Re: [PATCH 0/8 V2] xfs: log fixes for for-next

Dave Chinner <david@xxxxxxxxxxxxx> · Fri, 18 Jun 2021 09:43:08 +1000

On Thu, Jun 17, 2021 at 12:05:19PM -0700, Darrick J. Wong wrote:
> On Thu, Jun 17, 2021 at 02:32:30PM -0400, Brian Foster wrote:
> > On Thu, Jun 17, 2021 at 06:26:09PM +1000, Dave Chinner wrote:
> > > Hi folks,
> > > 
> > > This is followup from the first set of log fixes for for-next that
> > > were posted here:
> > > 
> > > https://lore.kernel.org/linux-xfs/20210615175719.GD158209@locust/T/#mde2cf0bb7d2ac369815a7e9371f0303efc89f51b
> > > 
> > > The first two patches of this series are updates for those patches,
> > > change log below. The rest is the fix for the bigger issue we
> > > uncovered in investigating the generic/019 failures, being that
> > > we're triggering a zero-day bug in the way log recovery assigns LSNs
> > > to checkpoints.
> > > 
> > > The "simple" fix of using the same ordering code as the commit
> > > record for the start records in the CIL push turned into a lot of
> > > patches once I started cleaning it up, separating out all the
> > > different bits and finally realising all the things I needed to
> > > change to avoid unintentional logic/behavioural changes. Hence
> > > there's some code movement, some factoring, API changes to
> > > xlog_write(), changing where we attach callbacks to commit iclogs so
> > > they remain correctly ordered if there are multiple commit records
> > > in the one iclog and then, finally, strictly ordering the start
> > > records....
> > > 
> > > The original "simple fix" I tested last night ran almost a thousand
> > > cycles of generic/019 without a log hang or recovery failure of any
> > > kind. The refactored patchset has run a couple hundred cycles of
> > > g/019 and g/475 over the last few hours without a failure, so I'm
> > > posting this so we can get a review iteration done while I sleep so
> > > we can - hopefully - get this sorted out before the end of the week.
> > > 
> > 
> > My first spin of this included generic/019 and generic/475, ran for 18
> > or so iterations and 475 exploded with a stream of asserts followed by a
> > NULL pointer crash:
> > 
> > # grep -e Assertion -e BUG dmesg.out
> > ...
> > [ 7951.878058] XFS: Assertion failed: atomic_read(&buip->bui_refcount) > 0, file: fs/xfs/xfs_bmap_item.c, line: 57
> > [ 7952.261251] XFS: Assertion failed: atomic_read(&buip->bui_refcount) > 0, file: fs/xfs/xfs_bmap_item.c, line: 57
> > [ 7952.644444] XFS: Assertion failed: atomic_read(&buip->bui_refcount) > 0, file: fs/xfs/xfs_bmap_item.c, line: 57
> > [ 7953.027626] XFS: Assertion failed: atomic_read(&buip->bui_refcount) > 0, file: fs/xfs/xfs_bmap_item.c, line: 57
> > [ 7953.410804] BUG: kernel NULL pointer dereference, address: 000000000000031f
> > [ 7954.118973] BUG: unable to handle page fault for address: ffffa57ccf99fa98
> > 
> > I don't know if this is a regression, but I've not seen it before. I've
> > attempted to spin generic/475 since then to see if it reproduces again,
> > but so far I'm only running into some of the preexisting issues
> > associated with that test.

I've not seen anything like that. I can't see how the changes in the
patchset would affect BUI reference counting in any way. That seems
more like an underlying intent item shutdown reference count issue
to me (and we've had a *lot* of them in the past)....
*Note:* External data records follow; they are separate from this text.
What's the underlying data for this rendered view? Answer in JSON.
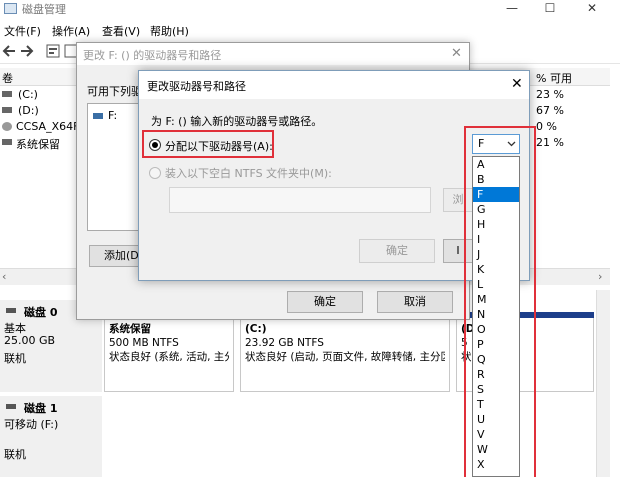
{
  "window": {
    "title": "磁盘管理",
    "controls": [
      "—",
      "☐",
      "✕"
    ]
  },
  "menu": [
    "文件(F)",
    "操作(A)",
    "查看(V)",
    "帮助(H)"
  ],
  "volume_list": {
    "col_volume": "卷",
    "col_pct_free": "% 可用",
    "rows": [
      {
        "name": "(C:)",
        "pct": "23 %"
      },
      {
        "name": "(D:)",
        "pct": "67 %"
      },
      {
        "name": "CCSA_X64FR",
        "pct": "0 %"
      },
      {
        "name": "系统保留",
        "pct": "21 %"
      }
    ]
  },
  "disks": [
    {
      "name": "磁盘 0",
      "type": "基本",
      "size": "25.00 GB",
      "status": "联机"
    },
    {
      "name": "磁盘 1",
      "type": "可移动 (F:)",
      "status": "联机"
    }
  ],
  "partitions": [
    {
      "name": "系统保留",
      "size": "500 MB NTFS",
      "status": "状态良好 (系统, 活动, 主分"
    },
    {
      "name": "(C:)",
      "size": "23.92 GB NTFS",
      "status": "状态良好 (启动, 页面文件, 故障转储, 主分区"
    },
    {
      "name": "(D:)",
      "size": "5 NTFS",
      "status": "状 区)"
    }
  ],
  "dialog_back": {
    "title": "更改 F: () 的驱动器号和路径",
    "allow_label": "可用下列驱",
    "list_item": "F:",
    "add_button": "添加(D",
    "ok_button": "确定",
    "cancel_button": "取消"
  },
  "dialog_front": {
    "title": "更改驱动器号和路径",
    "instruction": "为 F: () 输入新的驱动器号或路径。",
    "assign_label": "分配以下驱动器号(A):",
    "mount_label": "装入以下空白 NTFS 文件夹中(M):",
    "browse_button": "浏",
    "ok_button": "确定",
    "cancel_button": "I"
  },
  "drive_letter": {
    "selected": "F",
    "options": [
      "A",
      "B",
      "F",
      "G",
      "H",
      "I",
      "J",
      "K",
      "L",
      "M",
      "N",
      "O",
      "P",
      "Q",
      "R",
      "S",
      "T",
      "U",
      "V",
      "W",
      "X"
    ]
  },
  "colors": {
    "highlight": "#0078d7",
    "annotation": "#e0303a",
    "disk_bar": "#1d3e8a"
  }
}
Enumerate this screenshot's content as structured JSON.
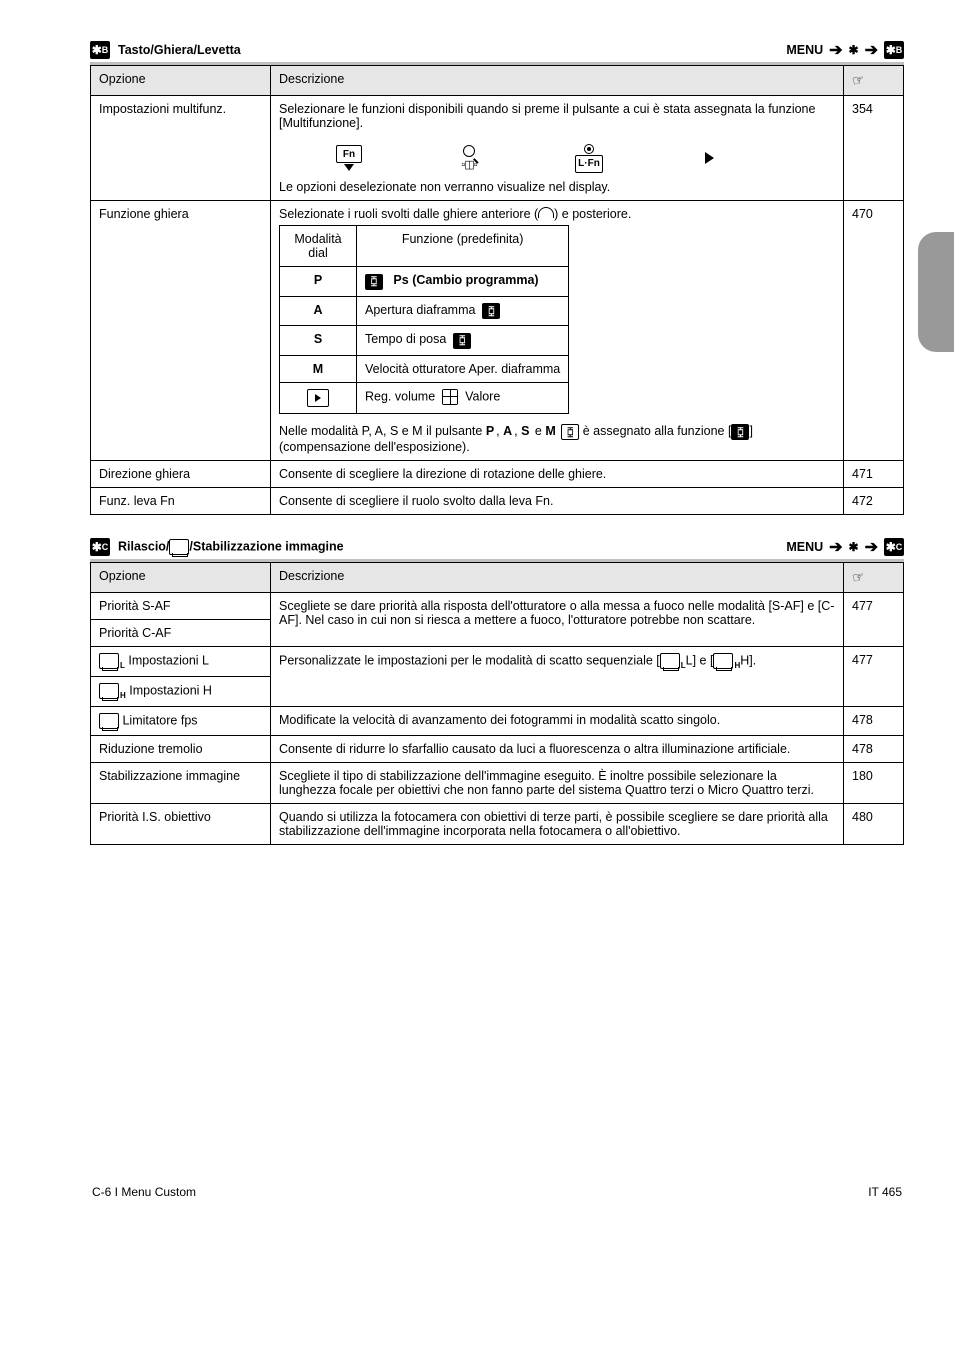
{
  "sectionB": {
    "badge": "✱B",
    "title": "Tasto/Ghiera/Levetta",
    "navMenu": "MENU",
    "navGear": "✱",
    "navBadge": "✱B",
    "headers": {
      "option": "Opzione",
      "desc": "Descrizione",
      "ref": "☞"
    },
    "rows": {
      "multiFn": {
        "label": "Impostazioni multifunz.",
        "desc_pre": "Selezionare le funzioni disponibili quando si preme il pulsante a cui è stata assegnata la funzione [Multifunzione].",
        "desc_post": "Le opzioni deselezionate non verranno visualize nel display.",
        "icons": [
          {
            "name": "fn-down-icon",
            "sub": ""
          },
          {
            "name": "magnify-multiview-icon",
            "sub": ""
          },
          {
            "name": "rec-lfn-icon",
            "sub": ""
          },
          {
            "name": "play-icon",
            "sub": ""
          }
        ],
        "ref": "354"
      },
      "dial": {
        "label": "Funzione ghiera",
        "desc_pre": "Selezionate i ruoli svolti dalle ghiere anteriore (",
        "desc_post": ") e posteriore.",
        "table": {
          "hdr": {
            "mode": "Modalità dial",
            "func": "Funzione (predefinita)"
          },
          "r1": {
            "mode": "P",
            "func_pre": "",
            "func_post": "  Ps (Cambio programma)"
          },
          "r2": {
            "mode": "A",
            "func": "Apertura diaframma"
          },
          "r3": {
            "mode": "S",
            "func": "Tempo di posa"
          },
          "r4": {
            "mode": "M",
            "func": "Velocità otturatore Aper. diaframma"
          },
          "r5": {
            "func": "Reg. volume",
            "func2": "Valore"
          },
          "note": "Nelle modalità P, A, S e M il pulsante ",
          "note2": " è assegnato alla funzione [",
          "note3": "] (compensazione dell'esposizione)."
        },
        "ref": "470"
      },
      "dialDir": {
        "label": "Direzione ghiera",
        "desc": "Consente di scegliere la direzione di rotazione delle ghiere.",
        "ref": "471"
      },
      "fnLever": {
        "label": "Funz. leva Fn",
        "desc": "Consente di scegliere il ruolo svolto dalla leva Fn.",
        "ref": "472"
      }
    }
  },
  "sectionC": {
    "badge": "✱C",
    "title": "Rilascio/",
    "title2": "/Stabilizzazione immagine",
    "navMenu": "MENU",
    "navGear": "✱",
    "navBadge": "✱C",
    "headers": {
      "option": "Opzione",
      "desc": "Descrizione",
      "ref": "☞"
    },
    "rows": {
      "sc": {
        "label": "Priorità S-AF",
        "label2": "Priorità C-AF",
        "desc": "Scegliete se dare priorità alla risposta dell'otturatore o alla messa a fuoco nelle modalità [S-AF] e [C-AF]. Nel caso in cui non si riesca a mettere a fuoco, l'otturatore potrebbe non scattare.",
        "ref": "477"
      },
      "lh": {
        "label1": " Impostazioni L",
        "label2": " Impostazioni H",
        "desc": "Personalizzate le impostazioni per le modalità di scatto sequenziale [",
        "desc_mid": "L] e [",
        "desc_post": "H].",
        "ref": "477"
      },
      "fps": {
        "label": " Limitatore fps",
        "desc": "Modificate la velocità di avanzamento dei fotogrammi in modalità scatto singolo.",
        "ref": "478"
      },
      "flicker": {
        "label": "Riduzione tremolio",
        "desc": "Consente di ridurre lo sfarfallio causato da luci a fluorescenza o altra illuminazione artificiale.",
        "ref": "478"
      },
      "is": {
        "label": "Stabilizzazione immagine",
        "desc": "Scegliete il tipo di stabilizzazione dell'immagine eseguito. È inoltre possibile selezionare la lunghezza focale per obiettivi che non fanno parte del sistema Quattro terzi o Micro Quattro terzi.",
        "ref": "180"
      },
      "lensIs": {
        "label": "Priorità I.S. obiettivo",
        "desc": "Quando si utilizza la fotocamera con obiettivi di terze parti, è possibile scegliere se dare priorità alla stabilizzazione dell'immagine incorporata nella fotocamera o all'obiettivo.",
        "ref": "480"
      }
    }
  },
  "footer": {
    "left": "C-6  I Menu Custom",
    "right": "IT  465"
  }
}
> By any chance, do the two log recovery fixes I sent yesterday make those
> problems go away?
> 
> > I'll let it go a while more and probably
> > switch it back to running both sometime before the end of the day for an
> > overnight test.
> 
> Also, do the CIL livelocks go away if you apply only patches 1-2?
> 
> > A full copy of the assert and NULL pointer BUG splat is included below
> > for reference. It looks like the fault BUG splat ended up interspersed
> > or otherwise mangled, but I suspect that one is just fallout from the
> > immediately previous crash.
> 
> I have a question about the composition of this 8-patch series --
> which patches fix the new cil code, and which ones fix the out of order
> recovery problems?  I suspect that patches 1-2 are for the new CIL code,
> and 3-8 are to fix the recovery problems.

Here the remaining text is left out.